Other than providing fodder for racists, the way race is treated in research can result in harmful prejudices. Cystic fibrosis has been traditionally thought of as a white disease and studied in white populations. In 1994, The New York Timeswrote that the mutation that causes cystic fibrosis never spread to non-Caucasian populations. This turned out to be false; scientists had merely overlooked its incidence in other groups. The heart drug BiDil was approved in 2005 by the Food and Drug Administration for just one racial group, African-Americans, because the clinical trial deliberately only included African-American patients “apparently for commercial reasons,” according to a paper published in 2006 in Annals of Family Medicine. The drug’s efficacy in other populations was not even tested.

“People advocate for the use of these categories in research as a way for us to separate people and identify the genetic variations that are more frequent in those groups,” said Shawneequa Callier, a professor at George Washington University who studies issues around genetics research. “The problem is when you try to translate that to care, because you can’t look at someone and know their genetics.”

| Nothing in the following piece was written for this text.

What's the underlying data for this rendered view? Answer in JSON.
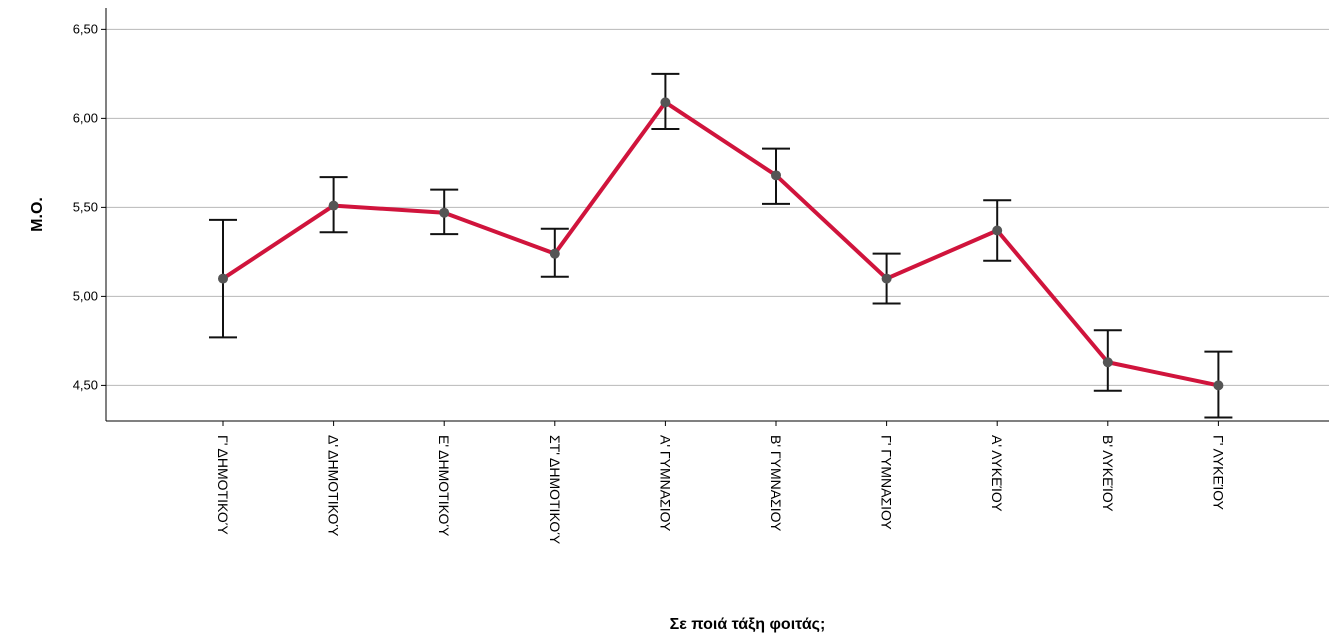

The solution to the problems caused by overbroad and sometimes inaccurate racial classification in research is tricky. It’s not as simple as eradicating any mention of race from science. Racial categories are important at a minimum because society has reinforced them for centuries. Including these categories in the U.S. Census, for example, are helpful in sociological studies because they are so entrenched in American society that they have become distinct populations that show patterns. That’s why Yudell wants to see an organized cross-disciplinary debate.

“What I’m hoping happens is that there’s really movement at the National Institutes of Health or at the National Academies to help us really roll up our sleeves,” he said. “Social and natural scientists have been trying to address this in one way or another for 100 years. I think it’s time that we actually do something about it for the benefit of science.”